Minister of Water, Forests, Hunting and Fisheries and the Environment
- In office 22 January 2008 – 19 January 2009
- President: François Bozizé
- Prime Minister: Faustin-Archange Touadéra
- Preceded by: Emmanuel Bizzo
- Succeeded by: Emmanuel Bizot (as Water, Forests, Hunting, and Fishing) François Naoueyama (as Environment and Ecology)

Minister of Tourism Development and Handicrafts
- In office 2 September 2006 – 22 January 2008
- President: François Bozizé
- Prime Minister: Élie Doté
- Preceded by: Mohamed Mahdi Marboua
- Succeeded by: Bernadette Sayo

Personal details
- Born: 18 June 1957 (age 68) Bouar, Ubangi-Shari (now the present-day Central African Republic)
- Party: Union pour un mouvement populaire de Centrafrique Kwa Na Kwa
- Relatives: François Bozizé (brother)
- Alma mater: Institut supérieur de finances bancaires
- Occupation: Politician

= Yvonne Mboissona =

Central African politician (born 1957)

Yvonne Mboissona (born 18 June 1957), often written Yvonne Mboïssona or Yvonne M'Boïssona, is a Central African politician who served as the Minister of Tourism Development and Handicrafts (2006–2008) and Minister of Water, Forests, Hunting and Fisheries and the Environment (2008–2009) during Bozize Presidency.

== Early life and education ==
Mboissona was born in Bouar on 18 June 1957. She finished her high school at Lycée de Fatima in Bangui. Subsequently, she went to Donetsk and learned the Russian language at a preparatory school in Donetsk. Afterwards, she enrolled at Institut supérieur de finances bancaires (Higher Institute of Banking Finance) in France.

== Political career ==
During Kolingba's presidency, Bozize was put into jail for coup attempt, and she protested it by submitting the case under the name M’Boïssona v. Central African Republic to the United Nations Human Rights Committee on 14 November 1990.

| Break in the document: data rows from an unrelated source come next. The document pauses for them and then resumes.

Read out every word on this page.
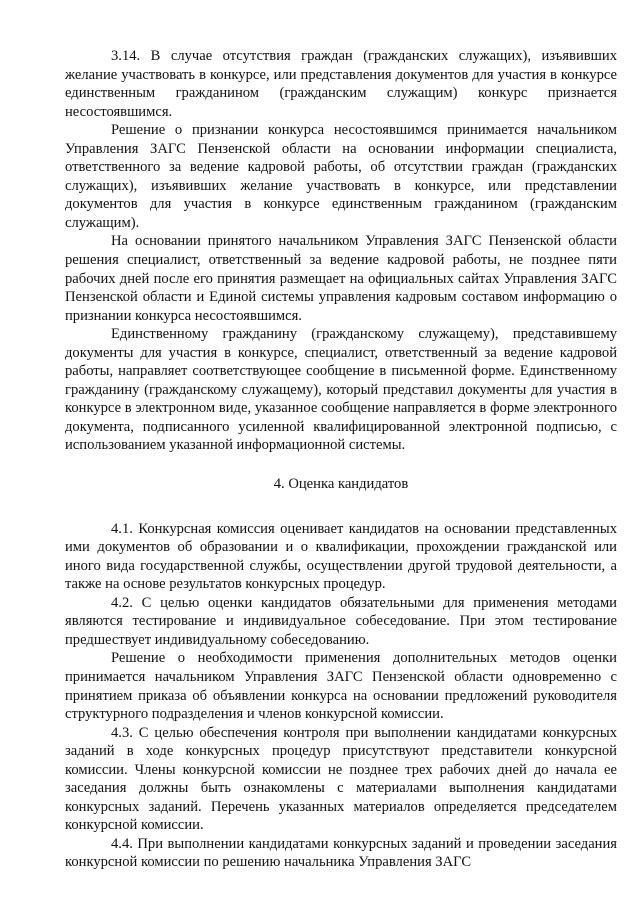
3.14. В случае отсутствия граждан (гражданских служащих), изъявивших желание участвовать в конкурсе, или представления документов для участия в конкурсе единственным гражданином (гражданским служащим) конкурс признается несостоявшимся.

Решение о признании конкурса несостоявшимся принимается начальником Управления ЗАГС Пензенской области на основании информации специалиста, ответственного за ведение кадровой работы, об отсутствии граждан (гражданских служащих), изъявивших желание участвовать в конкурсе, или представлении документов для участия в конкурсе единственным гражданином (гражданским служащим).

На основании принятого начальником Управления ЗАГС Пензенской области решения специалист, ответственный за ведение кадровой работы, не позднее пяти рабочих дней после его принятия размещает на официальных сайтах Управления ЗАГС Пензенской области и Единой системы управления кадровым составом информацию о признании конкурса несостоявшимся.

Единственному гражданину (гражданскому служащему), представившему документы для участия в конкурсе, специалист, ответственный за ведение кадровой работы, направляет соответствующее сообщение в письменной форме. Единственному гражданину (гражданскому служащему), который представил документы для участия в конкурсе в электронном виде, указанное сообщение направляется в форме электронного документа, подписанного усиленной квалифицированной электронной подписью, с использованием указанной информационной системы.

4. Оценка кандидатов

4.1. Конкурсная комиссия оценивает кандидатов на основании представленных ими документов об образовании и о квалификации, прохождении гражданской или иного вида государственной службы, осуществлении другой трудовой деятельности, а также на основе результатов конкурсных процедур.

4.2. С целью оценки кандидатов обязательными для применения методами являются тестирование и индивидуальное собеседование. При этом тестирование предшествует индивидуальному собеседованию.

Решение о необходимости применения дополнительных методов оценки принимается начальником Управления ЗАГС Пензенской области одновременно с принятием приказа об объявлении конкурса на основании предложений руководителя структурного подразделения и членов конкурсной комиссии.

4.3. С целью обеспечения контроля при выполнении кандидатами конкурсных заданий в ходе конкурсных процедур присутствуют представители конкурсной комиссии. Члены конкурсной комиссии не позднее трех рабочих дней до начала ее заседания должны быть ознакомлены с материалами выполнения кандидатами конкурсных заданий. Перечень указанных материалов определяется председателем конкурсной комиссии.

4.4. При выполнении кандидатами конкурсных заданий и проведении заседания конкурсной комиссии по решению начальника Управления ЗАГС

Under the Bozize administration, International Crisis Group named Mboissona as his close aide, who played an important role in Bozize's power consolidation. Mboissona returned to CAR in 2003 and was appointed as president's delegate in charge of health issues, social affairs, youth, and sports. She held a pro-Bozize rally in Lakouanga, Bangui, on 2 November 2004. Mboissona was elected as a member of National Assembly in 2005, representing 3rd arrondissement of Bangui.

In 2006, she was nominated as the Minister of Tourism Development and Handicrafts for two years. At the same year, she founded a political party that addressed HIV/AIDS and poverty issues, the Union of the Popular Movement of Central Africa, on 1 June. Later, the party joined Kwa Na Kwa. Under her tenure, a tourist complex was constructed in Monkey Island, Bangui. Other than that, she privatized the Hôtel du Centre to Kruger Brent Tourism through an agreement signed on 15 December 2007, aiming to modernize and develop country's tourism sector.

Touadéra assigned her as minister of water, forestry, hunting, fisheries, and the environment on 22 January 2008, and she retained that position until January 2009. Under her tenure, she was appointed Chairman of the COMIFAC in the 5th COMIFAC Council of Ministers Session in Bangui in September 2008. Furthermore, she stipulated that reforestation policy was one of the ministry top priorities. Upon the resignation of Jean-Barkès Gombe-Ketté as Mayor of Bangui, Mboissona was rumored to become his successor.

== Personal life ==
Mboissona is the sister of François Bozizé.